Le ministère de la Défense a annoncé mercredi que le chef du bureau des affaires juridiques de l'Armée a reçu le deuxième niveau le plus bas de sanction disciplinaire pour son implication dans la tentative ratée d'imposer la loi martiale par l'ancien président Yoon Suk Yeol. Cela fait suite à un audit du ministère.
L'officier faisait partie des 34 personnes à bord d'un bus qui a quitté le quartier général de l'Armée à Gyeryong, dans la province du Chungcheong du Sud, pour Séoul peu après que l'Assemblée nationale a voté la levée du décret de loi martiale. Le bus est revenu environ 30 minutes après son départ. Gyeryong se trouve à environ 145 kilomètres au sud de Séoul.

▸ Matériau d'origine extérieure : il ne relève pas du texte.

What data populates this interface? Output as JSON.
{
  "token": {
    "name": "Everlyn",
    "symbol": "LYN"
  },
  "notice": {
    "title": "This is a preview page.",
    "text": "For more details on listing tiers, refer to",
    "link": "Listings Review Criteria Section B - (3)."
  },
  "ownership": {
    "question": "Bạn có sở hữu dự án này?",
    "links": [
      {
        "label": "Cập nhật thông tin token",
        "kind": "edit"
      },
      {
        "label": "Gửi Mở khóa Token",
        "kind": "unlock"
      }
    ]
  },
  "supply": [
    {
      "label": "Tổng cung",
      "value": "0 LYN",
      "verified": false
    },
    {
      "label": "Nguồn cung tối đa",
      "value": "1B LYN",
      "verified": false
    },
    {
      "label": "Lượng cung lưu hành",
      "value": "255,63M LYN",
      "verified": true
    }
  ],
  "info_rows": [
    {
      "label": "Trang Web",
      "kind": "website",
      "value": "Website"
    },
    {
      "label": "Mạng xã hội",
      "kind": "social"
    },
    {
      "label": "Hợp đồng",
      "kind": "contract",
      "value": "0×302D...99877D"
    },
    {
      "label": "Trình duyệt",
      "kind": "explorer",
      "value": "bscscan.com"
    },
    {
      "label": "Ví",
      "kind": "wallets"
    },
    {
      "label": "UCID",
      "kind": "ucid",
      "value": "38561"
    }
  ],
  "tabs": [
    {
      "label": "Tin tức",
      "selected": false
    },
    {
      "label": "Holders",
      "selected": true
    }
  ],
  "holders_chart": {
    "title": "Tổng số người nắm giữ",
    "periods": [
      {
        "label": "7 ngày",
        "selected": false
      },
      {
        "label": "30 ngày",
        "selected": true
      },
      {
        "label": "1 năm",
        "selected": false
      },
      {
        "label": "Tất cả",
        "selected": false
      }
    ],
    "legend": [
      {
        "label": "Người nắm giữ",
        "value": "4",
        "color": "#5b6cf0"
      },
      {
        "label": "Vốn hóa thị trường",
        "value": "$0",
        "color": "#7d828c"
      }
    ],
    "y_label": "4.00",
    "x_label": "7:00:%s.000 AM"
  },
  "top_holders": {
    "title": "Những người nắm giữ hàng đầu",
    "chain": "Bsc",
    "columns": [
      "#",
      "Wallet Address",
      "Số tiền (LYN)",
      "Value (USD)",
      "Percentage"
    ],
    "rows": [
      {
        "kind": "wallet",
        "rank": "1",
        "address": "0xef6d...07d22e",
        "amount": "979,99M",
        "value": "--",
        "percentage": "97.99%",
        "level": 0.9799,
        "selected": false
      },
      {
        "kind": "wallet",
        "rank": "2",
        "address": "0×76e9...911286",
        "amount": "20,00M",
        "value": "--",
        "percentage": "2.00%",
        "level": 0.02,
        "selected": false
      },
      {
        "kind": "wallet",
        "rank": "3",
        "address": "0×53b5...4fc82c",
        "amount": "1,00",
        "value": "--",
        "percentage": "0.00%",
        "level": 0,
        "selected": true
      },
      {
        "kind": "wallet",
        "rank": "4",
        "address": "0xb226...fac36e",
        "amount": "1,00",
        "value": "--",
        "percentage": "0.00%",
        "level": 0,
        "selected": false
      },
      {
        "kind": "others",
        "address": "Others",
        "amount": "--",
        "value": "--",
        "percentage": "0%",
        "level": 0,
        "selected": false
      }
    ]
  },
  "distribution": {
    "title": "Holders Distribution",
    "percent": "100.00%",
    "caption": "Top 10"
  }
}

En août, le bureau d'inspection du ministère a lancé une enquête interne pour vérifier les rôles des unités militaires mobilisées pour l'imposition éphémère de Yoon, avec des résultats attendus prochainement.
Le ministère a également récemment formé un groupe de travail dirigé par le ministre de la Défense pour enquêter sur l'implication des responsables militaires et du ministère dans les événements de la loi martiale. Cela intervient dans le cadre d'un examen plus large des actions de l'armée pendant l'incident, qui s'est déroulé fin de l'année dernière et a conduit à la destitution de Yoon.
Cette mesure disciplinaire souligne les efforts continus pour tenir responsables les personnes impliquées, en veillant à ce que l'armée respecte ses devoirs constitutionnels au milieu des troubles politiques.